Conservative Senators Purport New Fairness Doctrine

With the clock running down on President Bush’s final term, Senate Republicans are finding themselves with precious little time to push through his remaining judicial nominees. In a last ditch effort to rouse the public to their side, several GOP Senators, along with some choice conservative academics, held a press conference yesterday to accuse their Democratic colleagues of treating the president’s pending nominees unfairly. Lucky for Senate Democrats, the facts are on their side.

At the press conference, much was made, particularly by Senate Minority Leader Mitch McConnell (R-KY) and Senate Judiciary Committee Ranking Member Arlen Specter (R-PA), of end of term confirmation averages -- 15 circuit court judges were confirmed in the last year of President Clinton’s final term, while only 10 Bush judges have made it through the Senate. But that is like arguing that because your sibling received six birthday presents last year, you automatically deserve seven. Hey, it’s only fair!

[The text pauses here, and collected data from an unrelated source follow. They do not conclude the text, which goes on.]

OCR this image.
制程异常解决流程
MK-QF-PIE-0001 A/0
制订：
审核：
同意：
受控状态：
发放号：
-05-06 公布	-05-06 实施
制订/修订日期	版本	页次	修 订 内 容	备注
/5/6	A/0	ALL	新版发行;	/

What the esteemed senators from Pennsylvania and Kentucky (and for that matter North Carolina) forgot to mention was that no matter how many judges were confirmed during the last year of President Clinton’s final term, vacancy rates on the federal judiciary are currently at historic lows. When President Clinton left office, there were 26 circuit court vacancies. Currently, there are only nine. Besides, President Bush has received some pretty big gifts this past term -- Chief Justice John Roberts and Associate Justice Samuel Alito anyone?

Speakers at yesterday’s event made several other general statements about fairness, ranging from the need to move on consensus nominees to the attention that must be paid to a nominee’s qualifications. But all of these arguments add up to mere distractions from, and in some cases distortions of, the truth. It is easy for a Republican president to receive “consensus” support from a nominee’s home-state senators when both of those senators happen to also be Republican (think North Carolina nominee Robert Conrad). And the president’s nominees are not chosen for their qualifications as much as their ultra-conservative ideology (for proof, see GOP outrage at the nomination of Judge Helene White).

Yesterday’s press conference was nothing more than the usual empty conservative rhetoric on judges. Maybe instead of focusing on the “fair” treatment of President Bush’s nominees, Senators McConnell, Specter and Dole (R-NC) should be concerned about how fairly these nominees will treat the American people, who rely on the courts as the final arbiter and avenue of last resort.